Kinetic characterization of reductively methylated myosin subfragment 1

Abstract

Reductive methylation of myosin-S1 converts 97% of lysine residues in native myosin-S1 to dimethyllysine without detectable modification of other amino acid side chains. RM-S1 is catalytically active, although the rate and equilibrium constants of many of the steps of the actomyosin ATP hydrolysis mechanism have been altered. The steady-state rate of MgATP hydrolysis by modified myosin-S1 (RM-S1) is increased 4-5-fold in the absence of actin. However, the maximum steady-state rate of RM-S1 at saturating actin, 0.59 s-1, is less than one-tenth that observed for the unmodified protein, 7.4 s-1 (5 mM MOPS, 2 mM MgCl2, pH 7, 20 degrees C).
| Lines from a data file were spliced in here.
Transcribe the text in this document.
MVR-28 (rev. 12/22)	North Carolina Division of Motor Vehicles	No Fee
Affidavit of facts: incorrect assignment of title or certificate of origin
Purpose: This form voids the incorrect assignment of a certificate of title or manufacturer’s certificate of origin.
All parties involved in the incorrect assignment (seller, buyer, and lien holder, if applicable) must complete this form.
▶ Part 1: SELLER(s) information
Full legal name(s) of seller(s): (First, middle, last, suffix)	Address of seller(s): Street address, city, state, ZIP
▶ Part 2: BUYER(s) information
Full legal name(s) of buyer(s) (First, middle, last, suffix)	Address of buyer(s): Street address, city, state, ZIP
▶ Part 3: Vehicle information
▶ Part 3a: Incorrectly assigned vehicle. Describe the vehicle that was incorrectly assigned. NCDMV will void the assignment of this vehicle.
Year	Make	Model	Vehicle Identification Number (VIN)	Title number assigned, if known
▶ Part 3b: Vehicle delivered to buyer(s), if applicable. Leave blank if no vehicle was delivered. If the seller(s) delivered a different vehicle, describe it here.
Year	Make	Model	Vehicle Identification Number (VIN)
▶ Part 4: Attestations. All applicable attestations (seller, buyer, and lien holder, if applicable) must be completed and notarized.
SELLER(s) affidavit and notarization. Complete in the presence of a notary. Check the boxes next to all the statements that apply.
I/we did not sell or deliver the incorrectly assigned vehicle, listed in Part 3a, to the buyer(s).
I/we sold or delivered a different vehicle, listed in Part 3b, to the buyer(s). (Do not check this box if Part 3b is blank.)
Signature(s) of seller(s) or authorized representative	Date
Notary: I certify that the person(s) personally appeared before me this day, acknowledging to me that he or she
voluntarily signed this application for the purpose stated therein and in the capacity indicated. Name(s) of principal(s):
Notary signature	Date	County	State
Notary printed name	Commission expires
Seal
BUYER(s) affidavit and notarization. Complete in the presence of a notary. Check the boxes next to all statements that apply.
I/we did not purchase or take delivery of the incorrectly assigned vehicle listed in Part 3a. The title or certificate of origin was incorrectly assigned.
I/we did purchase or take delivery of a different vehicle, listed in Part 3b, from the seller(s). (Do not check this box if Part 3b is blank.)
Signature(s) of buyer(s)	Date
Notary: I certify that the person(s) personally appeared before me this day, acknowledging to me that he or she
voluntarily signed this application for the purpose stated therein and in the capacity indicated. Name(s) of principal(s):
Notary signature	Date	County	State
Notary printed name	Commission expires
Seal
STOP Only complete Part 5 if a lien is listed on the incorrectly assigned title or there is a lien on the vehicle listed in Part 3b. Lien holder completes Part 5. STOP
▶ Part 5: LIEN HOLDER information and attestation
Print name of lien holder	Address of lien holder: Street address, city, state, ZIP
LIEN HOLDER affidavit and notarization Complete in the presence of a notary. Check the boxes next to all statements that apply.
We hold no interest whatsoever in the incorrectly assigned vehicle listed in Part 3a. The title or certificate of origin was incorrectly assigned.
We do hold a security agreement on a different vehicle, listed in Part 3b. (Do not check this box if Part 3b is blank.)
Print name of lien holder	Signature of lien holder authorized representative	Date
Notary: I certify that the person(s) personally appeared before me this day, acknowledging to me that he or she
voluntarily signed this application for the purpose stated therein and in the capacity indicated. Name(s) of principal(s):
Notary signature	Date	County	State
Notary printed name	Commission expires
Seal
Under single-turnover conditions [S1] > [ATP], the observed rate of ATP hydrolysis by RM-S1 is fit by a single exponential that is no more than twice the steady-state rate, which indicates that the bond splitting state is at least partially rate limiting for RM-S1. Although a small decrease in intrinsic tryptophan fluorescence is observed upon ATP binding to RM-acto-S1, the large and rapid fluorescence enhancement produced by aza-ATP binding to RM-acto-S1 is nearly normal. ATP binds and dissociates modified RM-S1 from actin with a second-order rate constant that is more than twice that observed for control S1. The changes in the kinetic mechanism produced by reductive methylation of lysine are qualitatively and quantitatively similar to the changes that are induced by either SH1 modification or substrate analogues such as GTP.